The recent case of Waterman -v- Boyle (Feb 2009) illustrates the respective rights of neighbours when it comes to access and parking.
The full case report is extensive, however, the Watermans and the Boyles were neighbours. The Watermans title documents gave them rights over defined and fixed areas and parking rights on two designated spaces.
A situation developed where access and parking became a contentious issue between the parties.
Boyle built a wall entirely on his land but the presence of the wall had the effect of making turning access to the Watermans garage impossible. Boyle also took steps to prevent visitors (unless loading or unloading) from parking on the access areas and stipulated that parking must take place in the designated bays.
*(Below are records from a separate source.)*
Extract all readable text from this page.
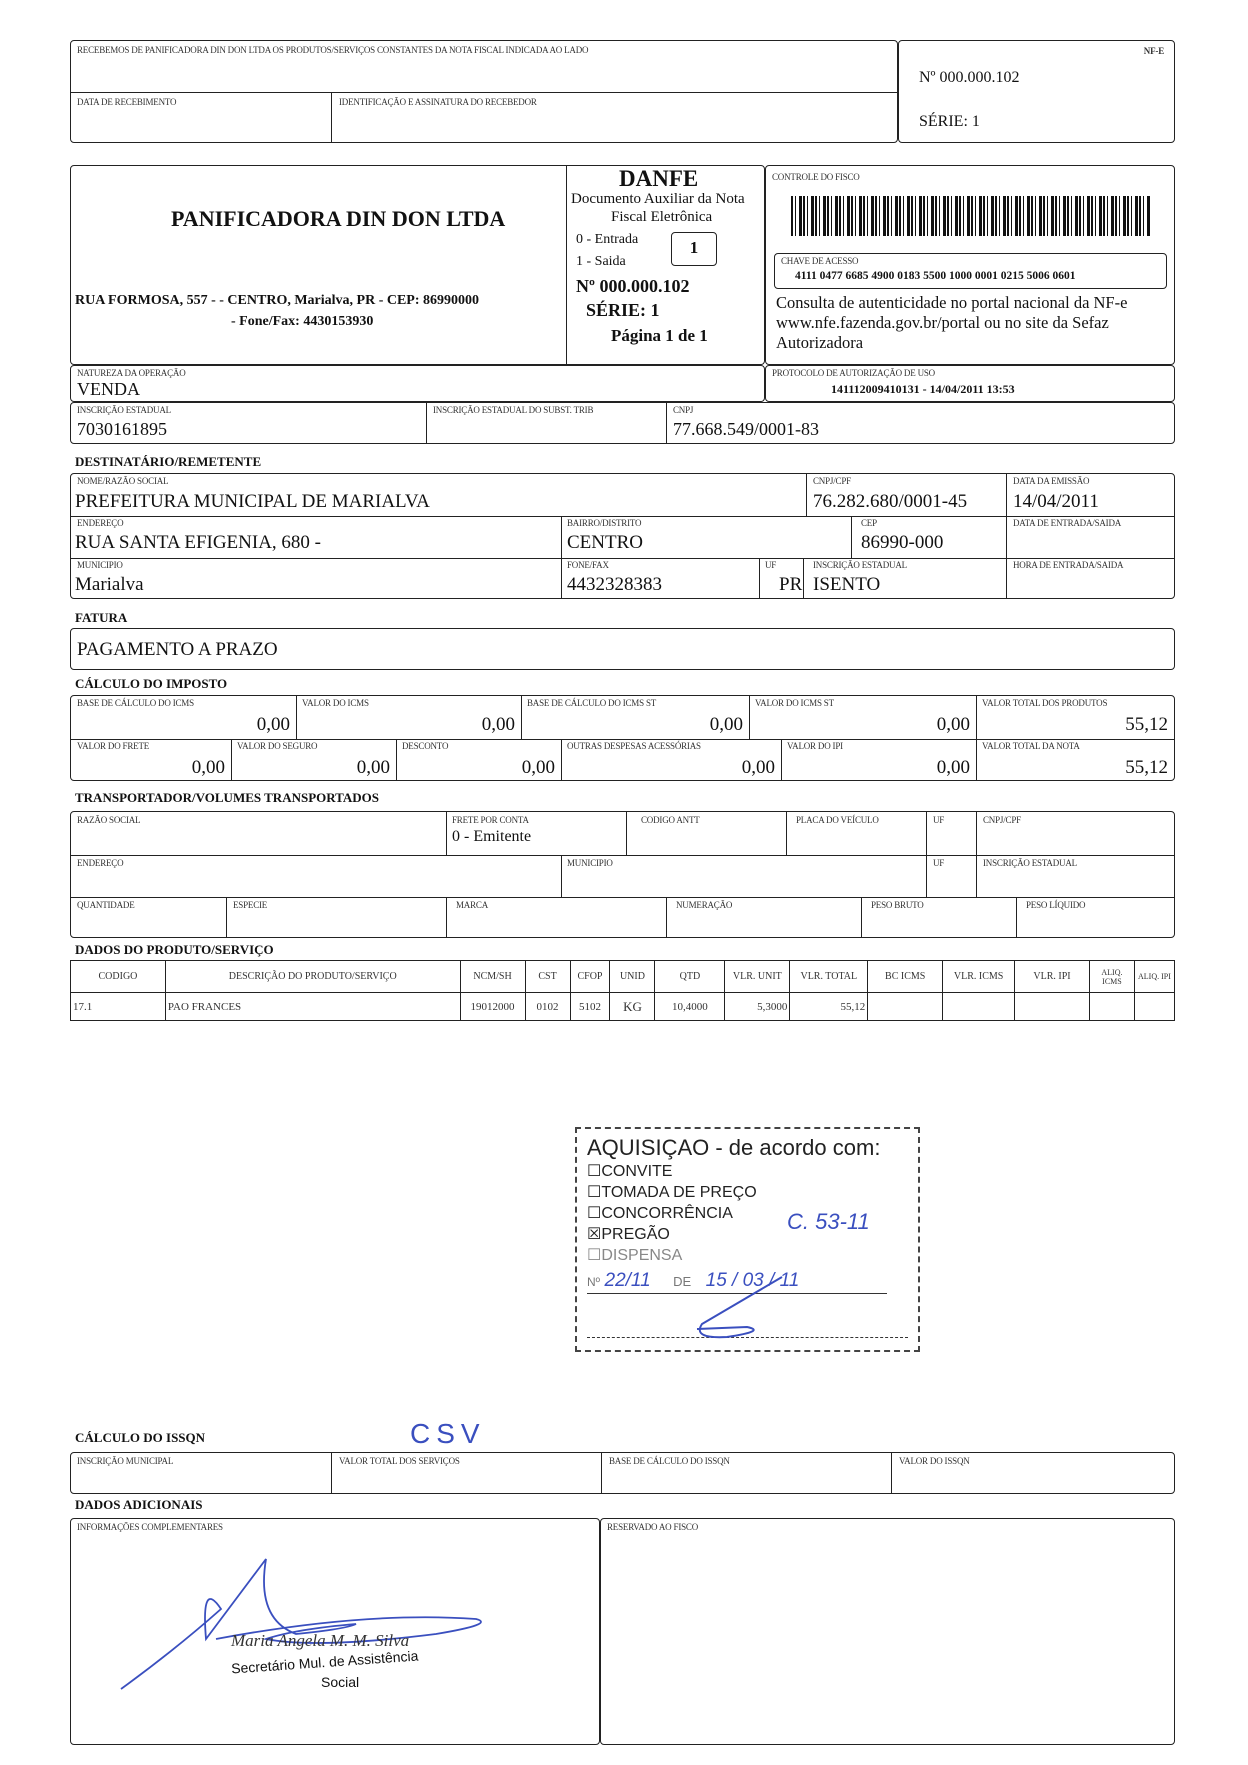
RECEBEMOS DE PANIFICADORA DIN DON LTDA OS PRODUTOS/SERVIÇOS CONSTANTES DA NOTA FISCAL INDICADA AO LADO
DATA DE RECEBIMENTO	IDENTIFICAÇÃO E ASSINATURA DO RECEBEDOR
NF-E
Nº 000.000.102
SÉRIE: 1
PANIFICADORA DIN DON LTDA
RUA FORMOSA, 557 - - CENTRO, Marialva, PR - CEP: 86990000
- Fone/Fax: 4430153930
DANFE
Documento Auxiliar da Nota
Fiscal Eletrônica
0 - Entrada
1 - Saida
1
Nº 000.000.102
SÉRIE: 1
Página 1 de 1
CONTROLE DO FISCO
CHAVE DE ACESSO
4111 0477 6685 4900 0183 5500 1000 0001 0215 5006 0601
Consulta de autenticidade no portal nacional da NF-e www.nfe.fazenda.gov.br/portal ou no site da Sefaz Autorizadora
NATUREZA DA OPERAÇÃO
VENDA
PROTOCOLO DE AUTORIZAÇÃO DE USO
141112009410131 - 14/04/2011 13:53
INSCRIÇÃO ESTADUAL
7030161895
INSCRIÇÃO ESTADUAL DO SUBST. TRIB	CNPJ
77.668.549/0001-83
DESTINATÁRIO/REMETENTE
NOME/RAZÃO SOCIAL
PREFEITURA MUNICIPAL DE MARIALVA
CNPJ/CPF
76.282.680/0001-45
DATA DA EMISSÃO
14/04/2011
ENDEREÇO
RUA SANTA EFIGENIA, 680 -
BAIRRO/DISTRITO
CENTRO
CEP
86990-000
DATA DE ENTRADA/SAIDA
MUNICIPIO
Marialva
FONE/FAX
4432328383
UF
PR
INSCRIÇÃO ESTADUAL
ISENTO
HORA DE ENTRADA/SAIDA
FATURA
PAGAMENTO A PRAZO
CÁLCULO DO IMPOSTO
BASE DE CÁLCULO DO ICMS
0,00
VALOR DO ICMS
0,00
BASE DE CÁLCULO DO ICMS ST
0,00
VALOR DO ICMS ST
0,00
VALOR TOTAL DOS PRODUTOS
55,12
VALOR DO FRETE
0,00
VALOR DO SEGURO
0,00
DESCONTO
0,00
OUTRAS DESPESAS ACESSÓRIAS
0,00
VALOR DO IPI
0,00
VALOR TOTAL DA NOTA
55,12
TRANSPORTADOR/VOLUMES TRANSPORTADOS
RAZÃO SOCIAL	FRETE POR CONTA
0 - Emitente
CODIGO ANTT	PLACA DO VEÍCULO	UF	CNPJ/CPF
ENDEREÇO	MUNICIPIO	UF	INSCRIÇÃO ESTADUAL
QUANTIDADE	ESPECIE	MARCA	NUMERAÇÃO	PESO BRUTO	PESO LÍQUIDO
DADOS DO PRODUTO/SERVIÇO
CODIGO	DESCRIÇÃO DO PRODUTO/SERVIÇO	NCM/SH	CST	CFOP	UNID	QTD	VLR. UNIT	VLR. TOTAL	BC ICMS	VLR. ICMS	VLR. IPI	ALIQ. ICMS	ALIQ. IPI
17.1	PAO FRANCES	19012000	0102	5102	KG	10,4000	5,3000	55,12					
AQUISIÇAO - de acordo com:
☐CONVITE
☐TOMADA DE PREÇO
☐CONCORRÊNCIA
☒PREGÃO
☐DISPENSA
Nº 22/11 DE 15 / 03 / 11
C. 53-11
CSV
CÁLCULO DO ISSQN
INSCRIÇÃO MUNICIPAL	VALOR TOTAL DOS SERVIÇOS	BASE DE CÁLCULO DO ISSQN	VALOR DO ISSQN
DADOS ADICIONAIS
INFORMAÇÕES COMPLEMENTARES
Maria Angela M. M. Silva
Secretário Mul. de Assistência
Social
RESERVADO AO FISCO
The Watermans brought the proceedings to resolve the disputes.
The Court of Appeal held in this instance that parking on the right of way was unreasonable when there were designated spaces and whilst it might be desirable, it was not necessary and no such right to park was available for the Watermans visitors.
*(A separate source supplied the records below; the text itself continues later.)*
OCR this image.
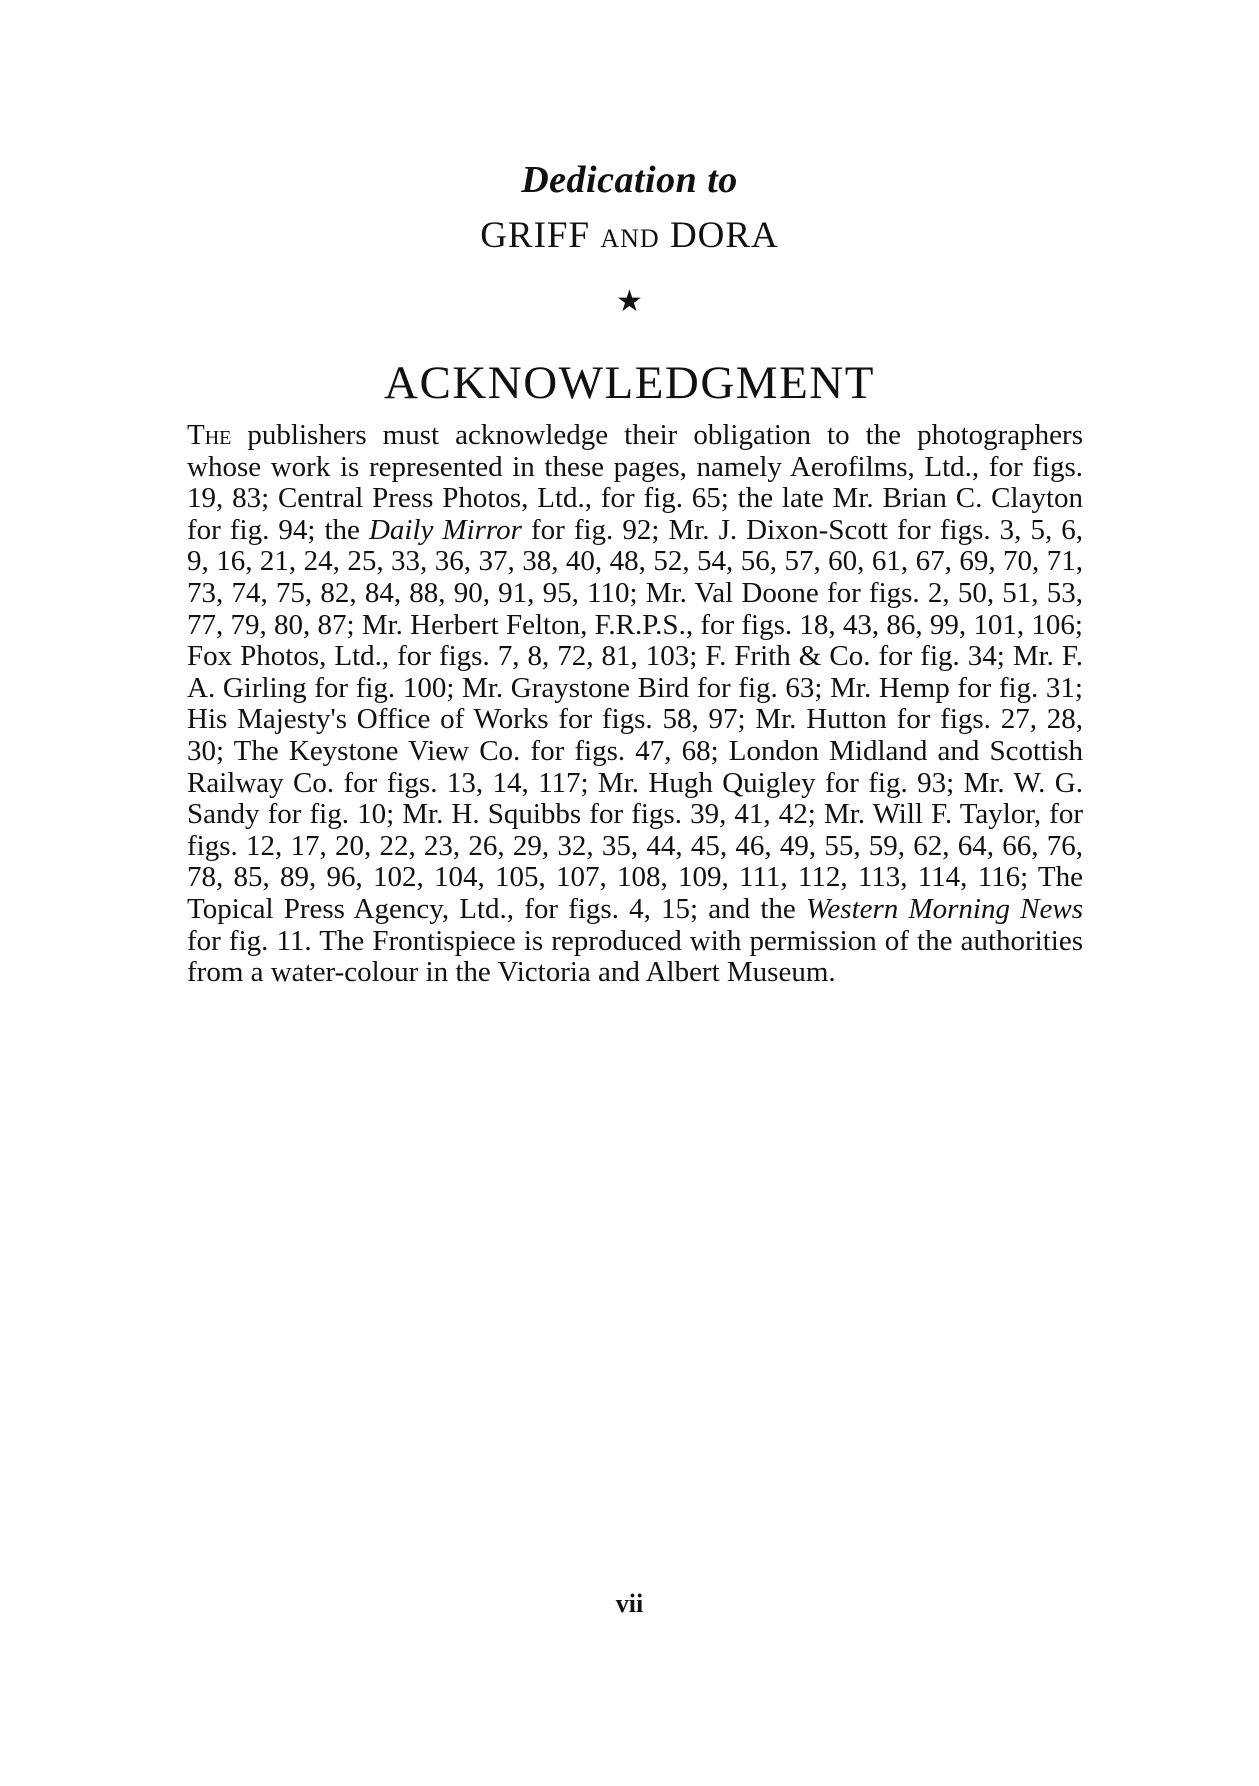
Dedication to
GRIFF AND DORA
★
ACKNOWLEDGMENT
The publishers must acknowledge their obligation to the photographers whose work is represented in these pages, namely Aerofilms, Ltd., for figs. 19, 83; Central Press Photos, Ltd., for fig. 65; the late Mr. Brian C. Clayton for fig. 94; the Daily Mirror for fig. 92; Mr. J. Dixon-Scott for figs. 3, 5, 6, 9, 16, 21, 24, 25, 33, 36, 37, 38, 40, 48, 52, 54, 56, 57, 60, 61, 67, 69, 70, 71, 73, 74, 75, 82, 84, 88, 90, 91, 95, 110; Mr. Val Doone for figs. 2, 50, 51, 53, 77, 79, 80, 87; Mr. Herbert Felton, F.R.P.S., for figs. 18, 43, 86, 99, 101, 106; Fox Photos, Ltd., for figs. 7, 8, 72, 81, 103; F. Frith & Co. for fig. 34; Mr. F. A. Girling for fig. 100; Mr. Graystone Bird for fig. 63; Mr. Hemp for fig. 31; His Majesty's Office of Works for figs. 58, 97; Mr. Hutton for figs. 27, 28, 30; The Keystone View Co. for figs. 47, 68; London Midland and Scottish Railway Co. for figs. 13, 14, 117; Mr. Hugh Quigley for fig. 93; Mr. W. G. Sandy for fig. 10; Mr. H. Squibbs for figs. 39, 41, 42; Mr. Will F. Taylor, for figs. 12, 17, 20, 22, 23, 26, 29, 32, 35, 44, 45, 46, 49, 55, 59, 62, 64, 66, 76, 78, 85, 89, 96, 102, 104, 105, 107, 108, 109, 111, 112, 113, 114, 116; The Topical Press Agency, Ltd., for figs. 4, 15; and the Western Morning News for fig. 11. The Frontispiece is reproduced with permission of the authorities from a water-colour in the Victoria and Albert Museum.
vii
The wall erected by Boyle clearly made access to the Watermans garage difficult on the other hand the wall had not been built on an area set aside for access but on the Boyles own land.
On the facts of this case the erection of the wall was held not to be exceptional enough to constitute a substantial interference and Waterman had to use vehicles of a size that could be accommodated by the defined areas available and the right could not be interpreted as being variable to take larger vehicles than those that had been used when the right of way had originally been granted.
The full manuscript of the case makes interesting reading.